In an attempt to stimulate the American economy, Trump has resorted to tariffs, claiming that they will bring in trillions of dollars for the government. He has suggested imposing a 10% to 20% duty on all $3 trillion worth of imports annually, with a 60% rate applied to Chinese goods.
According to some analysts, these taxes are expected to slow GDP and raise inflation in the US. In September, Goldman Sachs, one of the biggest investment firms in the country, issued a warning that Trump’s plan might increase inflation by as much as 1.2% in 2025.
In 2018, Trump levied taxes on imports totaling $380 billion. Despite his assertion that the tax is paid by foreign nations, a National Bureau of Economic Research study concluded that “the full incidence of the tariff falls on domestic consumers.” According to a New York Fed analysis, the average household lost $831 annually as a result of Trump’s initial tariffs.
Trump also suggested last Monday that if Washington doesn’t cooperate with the United States in combating the fentanyl drug overdose problem and illegal immigration into the country, he will impose tariffs on three of Washington’s largest trading partners.
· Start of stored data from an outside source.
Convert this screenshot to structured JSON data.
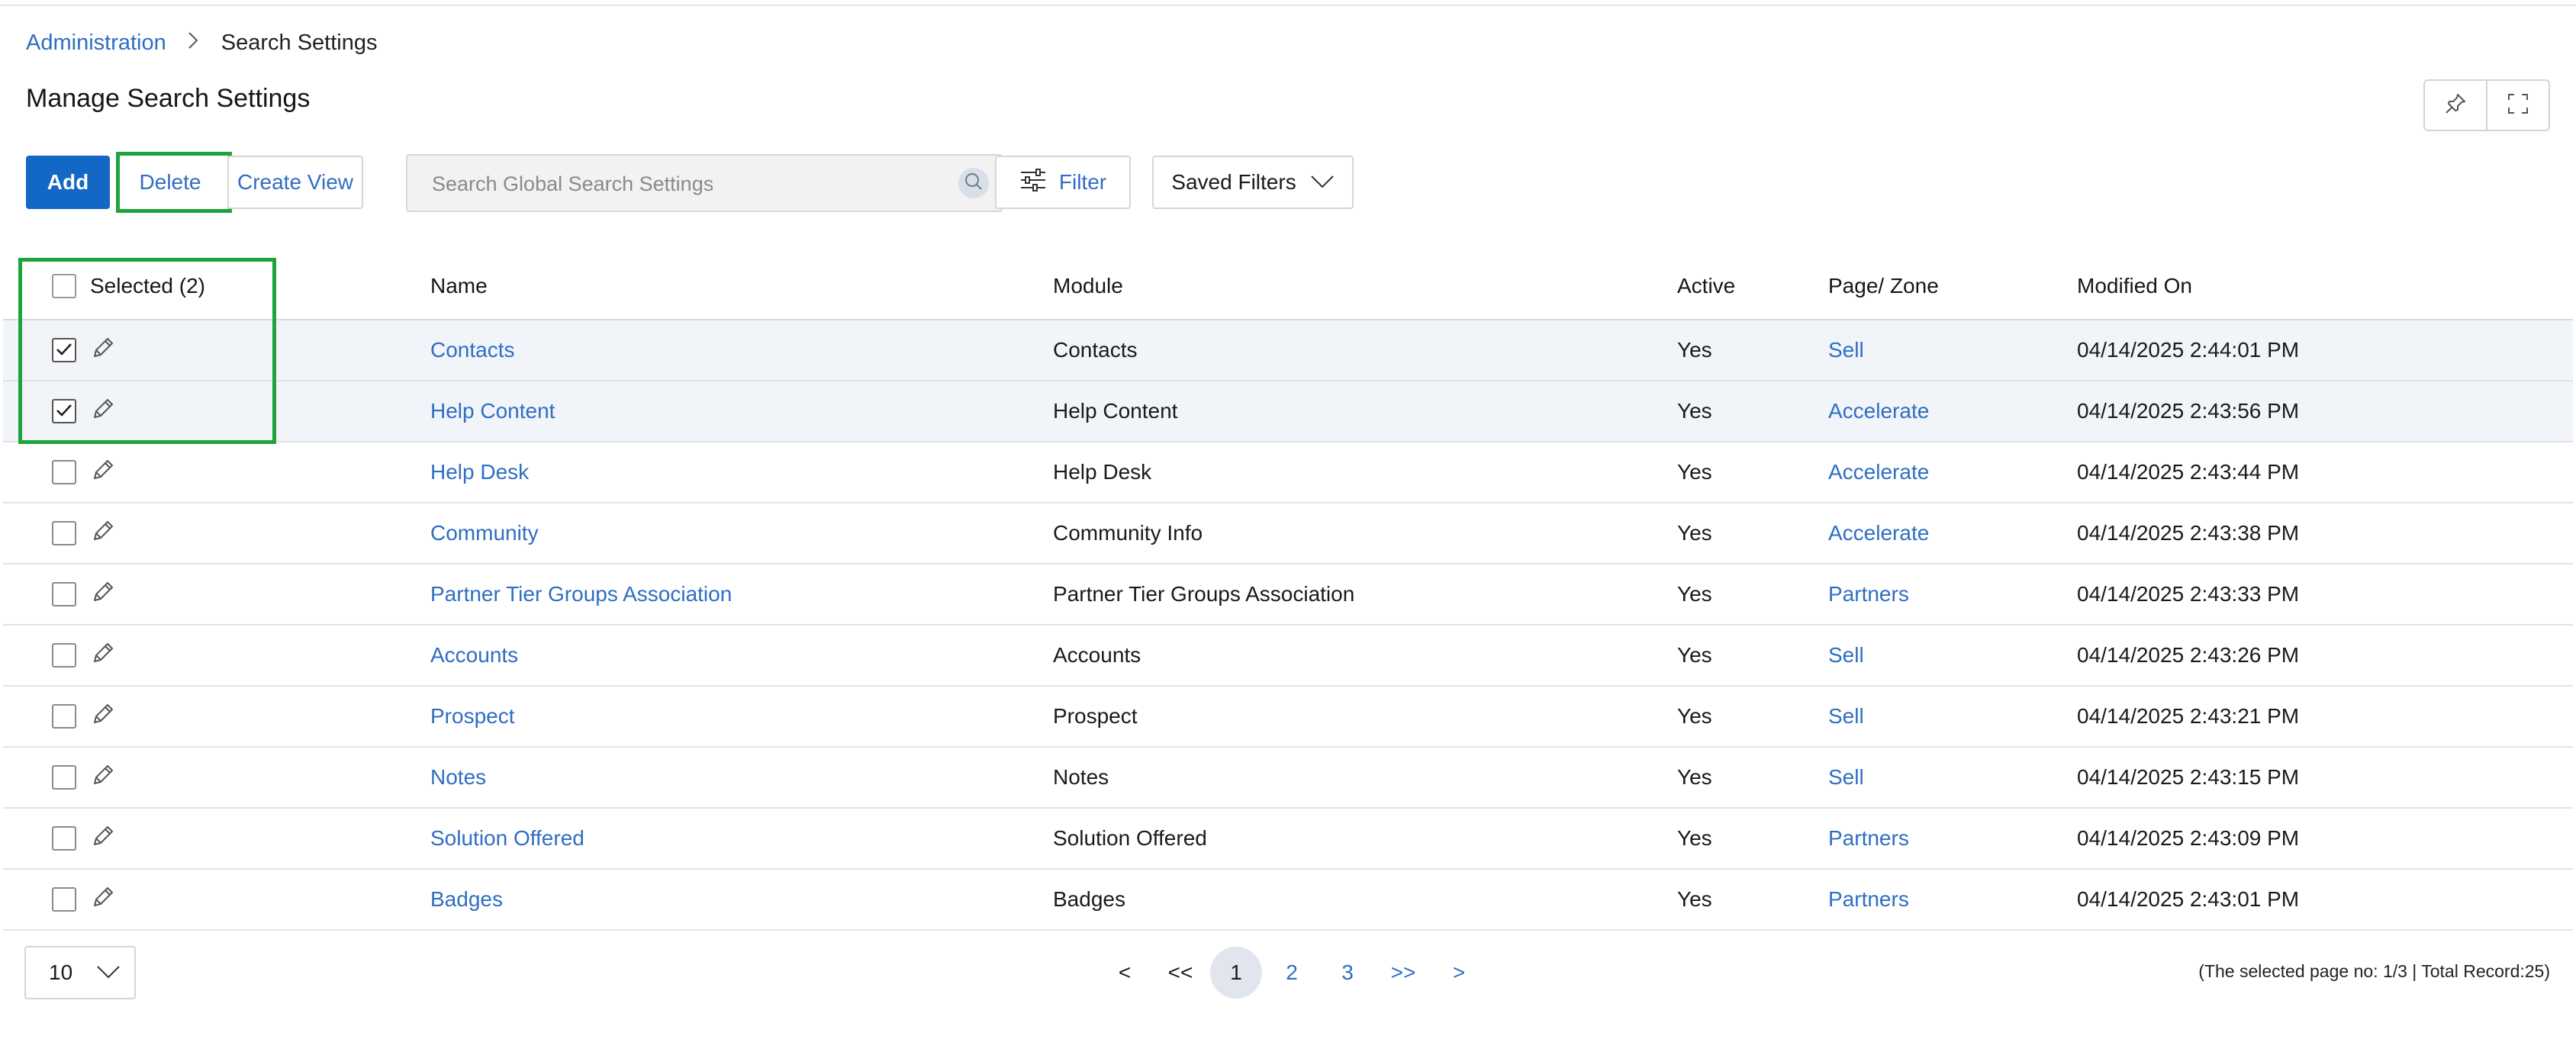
{
  "breadcrumb": {
    "root": "Administration",
    "current": "Search Settings"
  },
  "page": {
    "title": "Manage Search Settings"
  },
  "toolbar": {
    "add_label": "Add",
    "delete_label": "Delete",
    "create_view_label": "Create View",
    "search_placeholder": "Search Global Search Settings",
    "filter_label": "Filter",
    "saved_filters_label": "Saved Filters"
  },
  "table": {
    "selected_label": "Selected (2)",
    "columns": {
      "name": "Name",
      "module": "Module",
      "active": "Active",
      "zone": "Page/ Zone",
      "modified": "Modified On"
    },
    "rows": [
      {
        "name": "Contacts",
        "module": "Contacts",
        "active": "Yes",
        "zone": "Sell",
        "modified": "04/14/2025 2:44:01 PM",
        "selected": true
      },
      {
        "name": "Help Content",
        "module": "Help Content",
        "active": "Yes",
        "zone": "Accelerate",
        "modified": "04/14/2025 2:43:56 PM",
        "selected": true
      },
      {
        "name": "Help Desk",
        "module": "Help Desk",
        "active": "Yes",
        "zone": "Accelerate",
        "modified": "04/14/2025 2:43:44 PM",
        "selected": false
      },
      {
        "name": "Community",
        "module": "Community Info",
        "active": "Yes",
        "zone": "Accelerate",
        "modified": "04/14/2025 2:43:38 PM",
        "selected": false
      },
      {
        "name": "Partner Tier Groups Association",
        "module": "Partner Tier Groups Association",
        "active": "Yes",
        "zone": "Partners",
        "modified": "04/14/2025 2:43:33 PM",
        "selected": false
      },
      {
        "name": "Accounts",
        "module": "Accounts",
        "active": "Yes",
        "zone": "Sell",
        "modified": "04/14/2025 2:43:26 PM",
        "selected": false
      },
      {
        "name": "Prospect",
        "module": "Prospect",
        "active": "Yes",
        "zone": "Sell",
        "modified": "04/14/2025 2:43:21 PM",
        "selected": false
      },
      {
        "name": "Notes",
        "module": "Notes",
        "active": "Yes",
        "zone": "Sell",
        "modified": "04/14/2025 2:43:15 PM",
        "selected": false
      },
      {
        "name": "Solution Offered",
        "module": "Solution Offered",
        "active": "Yes",
        "zone": "Partners",
        "modified": "04/14/2025 2:43:09 PM",
        "selected": false
      },
      {
        "name": "Badges",
        "module": "Badges",
        "active": "Yes",
        "zone": "Partners",
        "modified": "04/14/2025 2:43:01 PM",
        "selected": false
      }
    ]
  },
  "pagination": {
    "page_size": "10",
    "prev": "<",
    "first": "<<",
    "pages": [
      "1",
      "2",
      "3"
    ],
    "current_page": "1",
    "last": ">>",
    "next": ">",
    "info": "(The selected page no: 1/3 | Total Record:25)"
  },
  "colors": {
    "primary": "#1268c4",
    "link": "#2f6ec3",
    "highlight": "#1fa33d",
    "selected_row": "#f1f4f9"
  }
}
He promised to impose a 10% tariff on China and a 25% tariff on Canada and Mexico.
More: Economists predict that Donald Trump would raise inflation through tax cuts, tariffs, and deportations.
On Wednesday, Trump discussed such tariffs with Mexican President Claudia Sheinbaum. Additionally, on Friday night, Canadian Prime Minister Justin Trudeau took a plane to Mar-a-Lago to engage with Trump about the tariff threats.